The downgrade comes at a critical juncture for China as the government grapples with the fallout from a prolonged downturn in the real estate market, which has long been a cornerstone of the country’s economic growth.

Fitch’s decision underscores the severity of the challenges facing China’s economy and the urgent need for policymakers to implement effective measures to address the underlying issues.

Amid growing uncertainty about the outlook for the world’s second-largest economy, Fitch warned that the Chinese government is likely to accumulate more debt as it seeks to stimulate economic growth and mitigate the impact of the real estate slowdown.

The agency’s negative outlook reflects concerns that China’s debt burden could continue to rise, posing risks to the stability of its financial system.

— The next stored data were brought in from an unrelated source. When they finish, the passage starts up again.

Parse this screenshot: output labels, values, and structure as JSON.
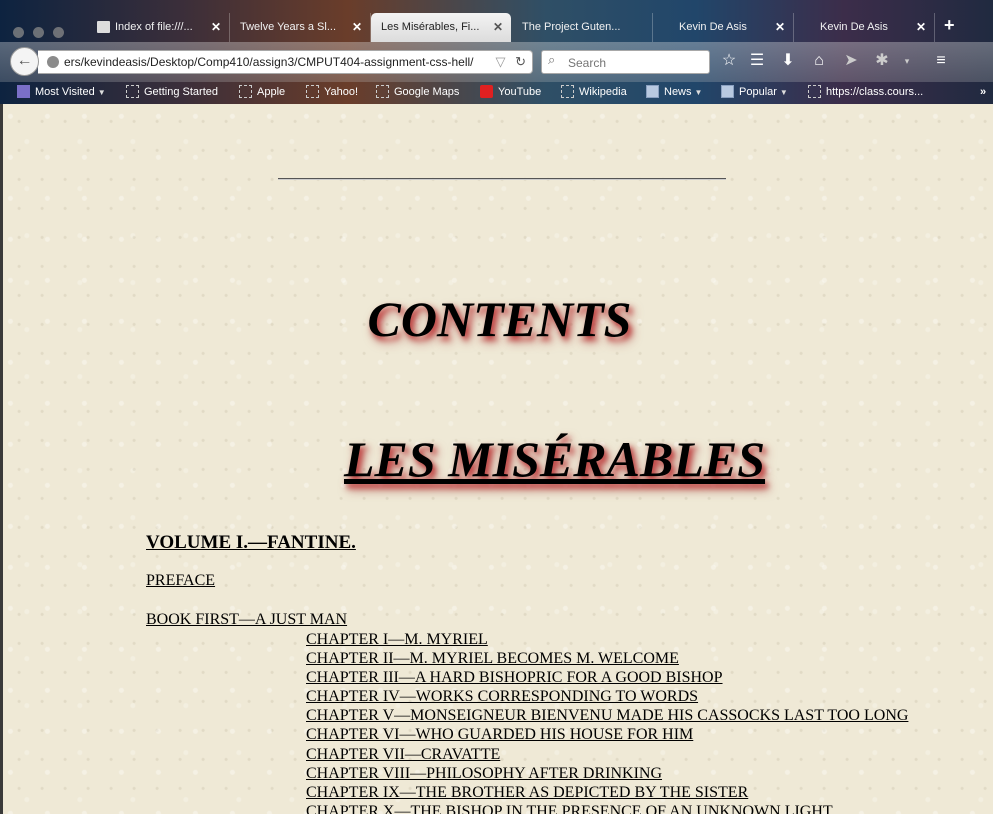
{
  "browser": {
    "tabs": [
      {
        "title": "Index of file:///...",
        "active": false
      },
      {
        "title": "Twelve Years a Sl...",
        "active": false
      },
      {
        "title": "Les Misérables, Fi...",
        "active": true
      },
      {
        "title": "The Project Guten...",
        "active": false
      },
      {
        "title": "Kevin De Asis",
        "active": false
      },
      {
        "title": "Kevin De Asis",
        "active": false
      }
    ],
    "url": "ers/kevindeasis/Desktop/Comp410/assign3/CMPUT404-assignment-css-hell/",
    "search_placeholder": "Search",
    "bookmarks": [
      "Most Visited",
      "Getting Started",
      "Apple",
      "Yahoo!",
      "Google Maps",
      "YouTube",
      "Wikipedia",
      "News",
      "Popular",
      "https://class.cours..."
    ]
  },
  "page": {
    "heading": "CONTENTS",
    "title": "LES MISÉRABLES",
    "volume": "VOLUME I.—FANTINE.",
    "preface": "PREFACE",
    "book": "BOOK FIRST—A JUST MAN",
    "chapters": [
      "CHAPTER I—M. MYRIEL",
      "CHAPTER II—M. MYRIEL BECOMES M. WELCOME",
      "CHAPTER III—A HARD BISHOPRIC FOR A GOOD BISHOP",
      "CHAPTER IV—WORKS CORRESPONDING TO WORDS",
      "CHAPTER V—MONSEIGNEUR BIENVENU MADE HIS CASSOCKS LAST TOO LONG",
      "CHAPTER VI—WHO GUARDED HIS HOUSE FOR HIM",
      "CHAPTER VII—CRAVATTE",
      "CHAPTER VIII—PHILOSOPHY AFTER DRINKING",
      "CHAPTER IX—THE BROTHER AS DEPICTED BY THE SISTER",
      "CHAPTER X—THE BISHOP IN THE PRESENCE OF AN UNKNOWN LIGHT"
    ]
  },
  "colors": {
    "page_background": "#efe9d6",
    "text_shadow": "#c04040"
  }
}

The real estate sector, which has been a key driver of China’s economic growth in recent decades, has been experiencing a pronounced slowdown in recent months.

This downturn has been exacerbated by government measures aimed at curbing speculative investment and addressing housing affordability concerns. As property prices continue to decline and housing sales stagnate, fears of a broader economic slowdown have intensified.

China’s government has sought to downplay concerns about the impact of the real estate slump on the broader economy, emphasizing its commitment to maintaining stability and pursuing sustainable growth.

However, Fitch’s downgrade suggests that the challenges facing China’s economy may be more significant than previously thought and require a more comprehensive and coordinated policy response.

The negative outlook from Fitch follows a similar move by Moody’s Investors Service in December, highlighting the growing consensus among rating agencies about the risks facing China’s economy.

While financial markets initially showed little reaction to Fitch’s announcement, analysts warn that the downgrade could weigh on market sentiment in the near term, especially as investors await key economic indicators due to be released in the coming weeks.

China’s public debt has surged in recent years, fueled by government stimulus measures aimed at supporting economic growth and offsetting the impact of the COVID-19 pandemic.

With public debt nearing 80% of gross domestic product (GDP) as of mid-last year, according to the Bank for International Settlements, concerns about the sustainability of China’s debt levels have been mounting.

Despite these challenges, China’s sovereign bond market remains relatively insulated from external pressures, with foreign ownership accounting for a small fraction of total holdings.